La situation actuelle est la conséquence d’un contexte idéologique intervenu dans les années 1980 selon lequel il faut que l’économique et le social soit séparés et que l’État doit uniquement fixer les règles du jeu économique et éviter dans la politique sociale tout ce qui peut avoir un effet général de redistribution de revenus. C’est une vision néolibérale de l’organisation et du fonctionnement de la société. Comme le dit Barbara Stiegler le néolibéralisme n’est pas seulement dans les grandes entreprises, sur les places financières et sur les marchés, il est aussi en nous et dans nos manières de vivre qu’il a progressivement transformé et dont il s’agit de reprendre le contrôle.
Le système de soins doit être réformé afin de mieux répondre aux besoins de la population et aux crises sanitaires. Passer d’un modèle de santé centré sur l’offre de soins à un modèle axé sur les besoins de santé de la population. Il doit garantir un accès équitable à la santé dans tous les territoires.
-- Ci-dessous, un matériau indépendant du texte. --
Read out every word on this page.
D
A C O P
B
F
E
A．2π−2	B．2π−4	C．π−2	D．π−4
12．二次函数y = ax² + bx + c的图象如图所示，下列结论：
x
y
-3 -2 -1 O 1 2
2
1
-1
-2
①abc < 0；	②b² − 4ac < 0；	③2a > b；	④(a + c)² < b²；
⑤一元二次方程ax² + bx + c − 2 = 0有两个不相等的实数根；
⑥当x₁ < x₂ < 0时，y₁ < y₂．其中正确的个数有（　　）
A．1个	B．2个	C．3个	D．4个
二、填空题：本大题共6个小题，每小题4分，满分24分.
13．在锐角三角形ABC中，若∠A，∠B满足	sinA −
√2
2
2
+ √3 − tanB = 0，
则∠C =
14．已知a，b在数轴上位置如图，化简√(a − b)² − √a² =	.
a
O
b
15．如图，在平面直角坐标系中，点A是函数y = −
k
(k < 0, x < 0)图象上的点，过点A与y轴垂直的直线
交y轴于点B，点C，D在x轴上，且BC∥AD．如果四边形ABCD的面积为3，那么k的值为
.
La pandémie due au coronavirus a montré d’une part que la santé pouvait être un obstacle à la liberté et à la sécurité des personnes, et d’autre part les carences de notre état sanitaire. La santé publique est une fonction régalienne et doit être considérée comme telle dans sa gestion politique, institutionnelle et financière. L’État stratège doit fixer les objectifs de santé publique, les choix stratégiques et technologiques, mais aussi le financement nécessaire. Comme au lendemain de la dernière guerre nous devons reconstruire un système de santé performant et solidaire avec pour objectif le bien-être de la population.
La santé est bien une victime du néolibéralisme .
Elle doit être rentable, alors qu’elle ne peut l’être.
Les ministres passent, les hauts (sic) fonctionnaires restent dans leurs cabinets et appliquent sans sourciller leurs délires. Quelques oboles de temps en temps, un os à ronger de ci et de là et le tour est joué.
Il faut éliminer ces individus malfaisants et formatés à la rentabilité et au profit.
Ils sévissent dans le monde de la santé mais aussi sont responsables de l’élimination de la biodiversité. Ils ont également infiltré les rouages de l’Europe pour le plus grand bien des multinationales et notamment celles de l’énergie, de l’agroalimentaire.
L’appétit de certains pour le fric fait que je serai réincarné au moins 3 fois avant que le pouvoir de nuisance du néolibéralisme soit éliminé.